Preeclampsia Aspirin Prevention

Preeclampsia affects 3-5% of pregnancies worldwide and remains a leading cause of maternal and perinatal morbidity and mortality. Early mechanistic research identified an imbalance between thromboxane (vasoconstrictor) and prostacyclin (vasodilator) in preeclamptic placentas, providing the rationale for low-dose aspirin as a preventive intervention. The CLASP trial (Collaborative Low-dose Aspirin Study in Pregnancy, 1994) was the first large RCT, randomizing over 9,000 women to aspirin 60mg or placebo. CLASP showed only a non-significant 12% reduction in preeclampsia, but subgroup analyses suggested greater benefit when aspirin was initiated before 20 weeks gestation. This timing signal would prove crucial in subsequent research.

An individual patient data meta-analysis by Askie and colleagues (2007) pooled data from 31 RCTs (over 32,000 women) and confirmed that aspirin modestly reduced preeclampsia by 10% overall, but by 25% when initiated before 16 weeks. The critical proof came from Bujold's systematic review (2010) which showed a 53% reduction in preeclampsia when aspirin was started at or before 16 weeks at doses of 100mg or higher, compared to minimal benefit with later initiation. These dose-response and timing-response findings crystallized the understanding that aspirin must be started early in pregnancy (ideally first trimester) to prevent the defective placentation that leads to preeclampsia, rather than treating established disease.

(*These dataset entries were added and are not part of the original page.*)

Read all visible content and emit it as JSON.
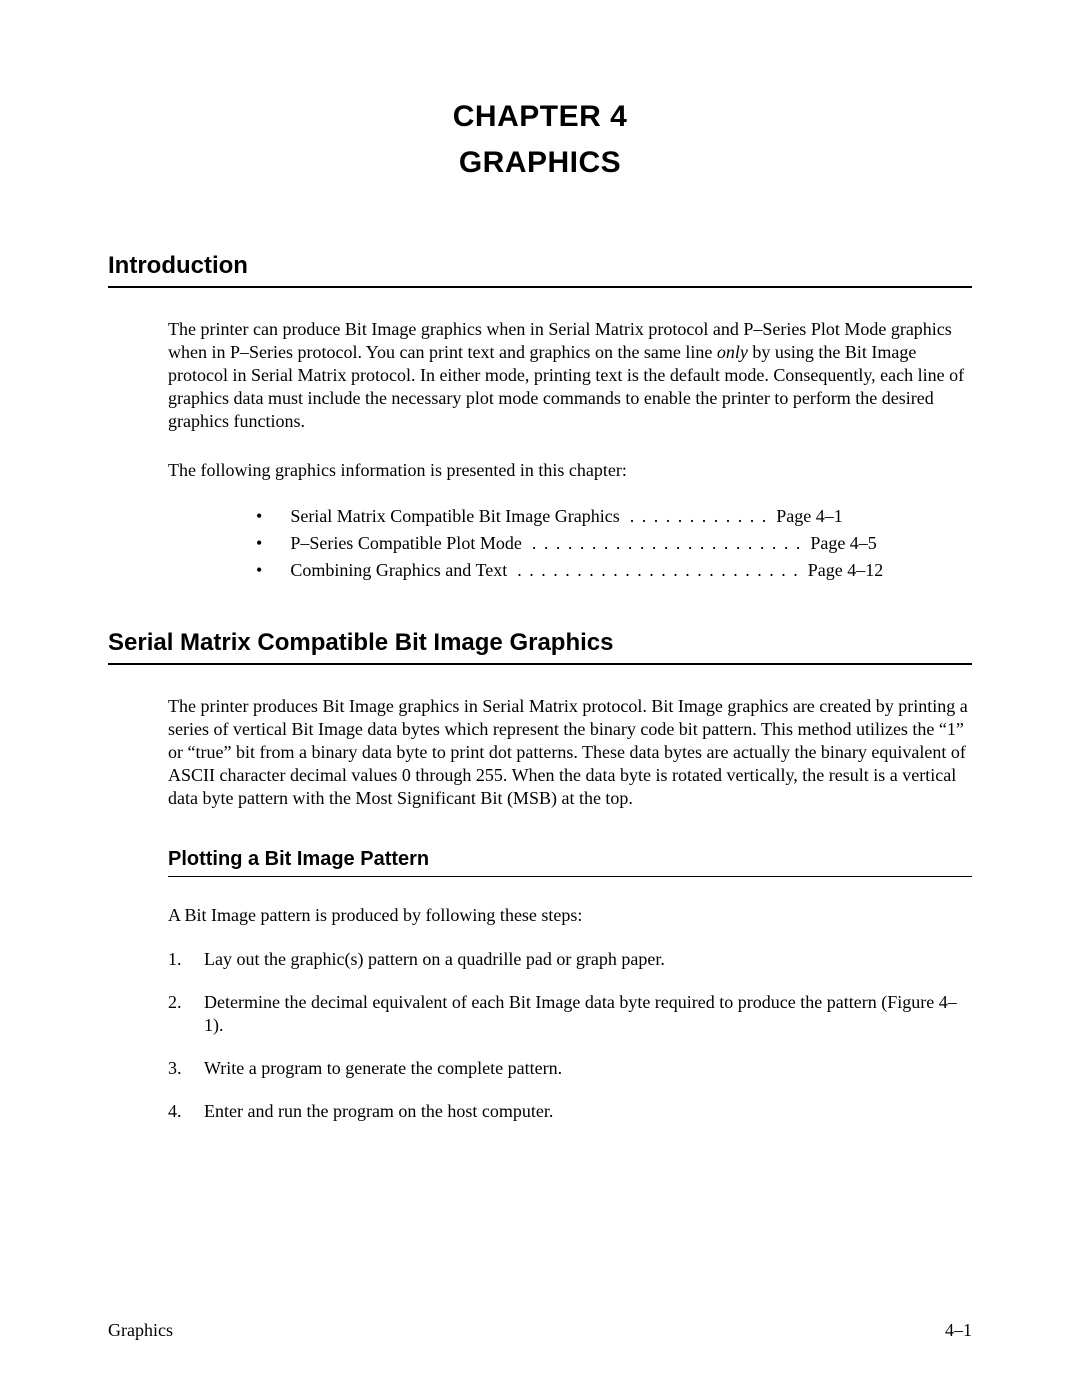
{
  "chapter": {
    "line1": "CHAPTER 4",
    "line2": "GRAPHICS"
  },
  "intro": {
    "heading": "Introduction",
    "para1_a": "The printer can produce Bit Image graphics when in Serial Matrix protocol and P–Series Plot Mode graphics when in P–Series protocol. You can print text and graphics on the same line ",
    "para1_italic": "only",
    "para1_b": " by using the Bit Image protocol in Serial Matrix protocol. In either mode, printing text is the default mode. Consequently, each line of graphics data must include the necessary plot mode commands to enable the printer to perform the desired graphics functions.",
    "para2": "The following graphics information is presented in this chapter:"
  },
  "toc": [
    {
      "label": "Serial Matrix Compatible Bit Image Graphics",
      "dots": " . . . . . . . . . . . .",
      "page": " Page 4–1"
    },
    {
      "label": "P–Series Compatible Plot Mode",
      "dots": " . . . . . . . . . . . . . . . . . . . . . . .",
      "page": " Page 4–5"
    },
    {
      "label": "Combining Graphics and Text",
      "dots": " . . . . . . . . . . . . . . . . . . . . . . . .",
      "page": " Page 4–12"
    }
  ],
  "section2": {
    "heading": "Serial Matrix Compatible Bit Image Graphics",
    "para": "The printer produces Bit Image graphics in Serial Matrix protocol. Bit Image graphics are created by printing a series of vertical Bit Image data bytes which represent the binary code bit pattern. This method utilizes the “1” or “true” bit from a binary data byte to print dot patterns. These data bytes are actually the binary equivalent of ASCII character decimal values 0 through 255. When the data byte is rotated vertically, the result is a vertical data byte pattern with the Most Significant Bit (MSB) at the top."
  },
  "subsection": {
    "heading": "Plotting a Bit Image Pattern",
    "intro": "A Bit Image pattern is produced by following these steps:",
    "steps": [
      {
        "n": "1.",
        "text": "Lay out the graphic(s) pattern on a quadrille pad or graph paper."
      },
      {
        "n": "2.",
        "text": "Determine the decimal equivalent of each Bit Image data byte required to produce the pattern (Figure 4–1)."
      },
      {
        "n": "3.",
        "text": "Write a program to generate the complete pattern."
      },
      {
        "n": "4.",
        "text": "Enter and run the program on the host computer."
      }
    ]
  },
  "footer": {
    "left": "Graphics",
    "right": "4–1"
  }
}
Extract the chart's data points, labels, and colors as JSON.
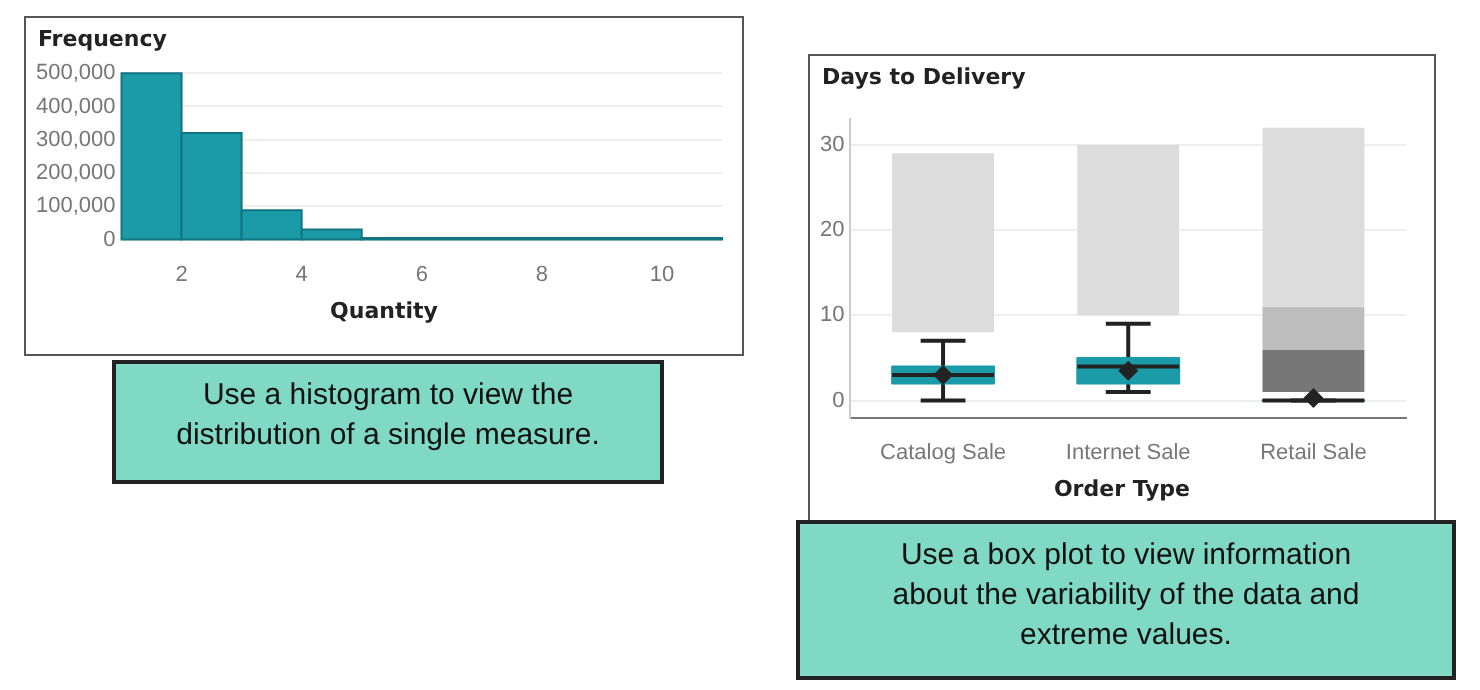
{
  "chart_data": [
    {
      "type": "histogram",
      "ylabel": "Frequency",
      "xlabel": "Quantity",
      "color": "#1b9aa8",
      "bins": [
        1,
        2,
        3,
        4,
        5,
        11
      ],
      "values": [
        500000,
        320000,
        88000,
        30000,
        5000
      ],
      "xlim": [
        1,
        11
      ],
      "xticks": [
        2,
        4,
        6,
        8,
        10
      ],
      "ylim": [
        0,
        500000
      ],
      "yticks": [
        0,
        {
          "value": 100000,
          "label": "100,000"
        },
        {
          "value": 200000,
          "label": "200,000"
        },
        {
          "value": 300000,
          "label": "300,000"
        },
        {
          "value": 400000,
          "label": "400,000"
        },
        {
          "value": 500000,
          "label": "500,000"
        }
      ],
      "grid": "y",
      "annotations": [
        "Use a histogram to view the distribution of a single measure."
      ]
    },
    {
      "type": "box",
      "ylabel": "Days to Delivery",
      "xlabel": "Order Type",
      "categories": [
        "Catalog Sale",
        "Internet Sale",
        "Retail Sale"
      ],
      "series": [
        {
          "type": "bar",
          "color": "#dcdcdc",
          "base": [
            8,
            10,
            11
          ],
          "values": [
            21,
            20,
            21
          ]
        },
        {
          "type": "bar",
          "color": "#bdbdbd",
          "base": [
            null,
            null,
            6
          ],
          "values": [
            null,
            null,
            5
          ]
        },
        {
          "type": "bar",
          "color": "#777777",
          "base": [
            null,
            null,
            1
          ],
          "values": [
            null,
            null,
            5
          ]
        },
        {
          "type": "box",
          "color": "#1b9aa8",
          "boxes": [
            {
              "low": 0,
              "q1": 2,
              "median": 3,
              "q3": 4,
              "high": 7,
              "mean": 3
            },
            {
              "low": 1,
              "q1": 2,
              "median": 4,
              "q3": 5,
              "high": 9,
              "mean": 3.5
            },
            {
              "low": 0,
              "q1": 0,
              "median": 0,
              "q3": 0,
              "high": 0,
              "mean": 0.3
            }
          ]
        }
      ],
      "ylim": [
        -2,
        33
      ],
      "yticks": [
        0,
        10,
        20,
        30
      ],
      "grid": "y",
      "annotations": [
        "Use a box plot to view information about the variability of the data and extreme values."
      ]
    }
  ]
}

The ASPRE trial (Aspirin for Evidence-Based Preeclampsia Prevention, 2017) was the landmark multicenter RCT that integrated screening and treatment into a unified strategy. Using the Fetal Medicine Foundation first-trimester combined screening algorithm (incorporating maternal factors, uterine artery Doppler, mean arterial pressure, and PIGF), 1,776 high-risk women identified by screening were randomized to aspirin 150mg nightly versus placebo starting at 11-14 weeks. ASPRE demonstrated a 62% reduction in preterm preeclampsia (before 37 weeks), the most clinically dangerous form. This trial established the paradigm of first-trimester risk-stratified screening combined with early aspirin prophylaxis. Subsequent analyses confirmed that bedtime dosing optimized the antiplatelet effect and that adherence to aspirin >90% was necessary for the full preventive benefit.

ACOG (2018) recommends low-dose aspirin (81mg daily) starting at 12-28 weeks (optimally before 16 weeks) for women at high risk of preeclampsia based on clinical risk factors. NICE recommends aspirin 150mg daily from 12 weeks for women with one or more high-risk factors. The International Society for the Study of Hypertension in Pregnancy (ISSHP) and the Fetal Medicine Foundation advocate the combined first-trimester screening algorithm used in ASPRE to identify high-risk women for targeted aspirin prophylaxis. The USPSTF recommends low-dose aspirin (81mg/day) for preeclampsia prevention in women at high risk, initiated after 12 weeks of gestation. There is ongoing debate about dose (81mg vs 150mg) and screening approach (risk-factor-based vs algorithm-based).

Aspirin prophylaxis for preeclampsia prevention is now a cornerstone of antenatal care worldwide. The key debates center on the optimal screening strategy (simple risk factor-based per ACOG/NICE vs combined algorithm per FMF/ASPRE), aspirin dose (81mg standard in North America vs 150mg in Europe/Australia based on ASPRE), and optimal timing of initiation. First-trimester combined screening using biomarkers is being progressively adopted, particularly in Europe and Australia, but cost and access barriers limit implementation in low-resource settings. Research continues into additional preventive strategies (calcium, L-arginine, pravastatin) and into refining risk prediction models using machine learning and additional biomarkers. The ultimate goal is a personalized prevention strategy that identifies every woman at risk early enough for effective intervention.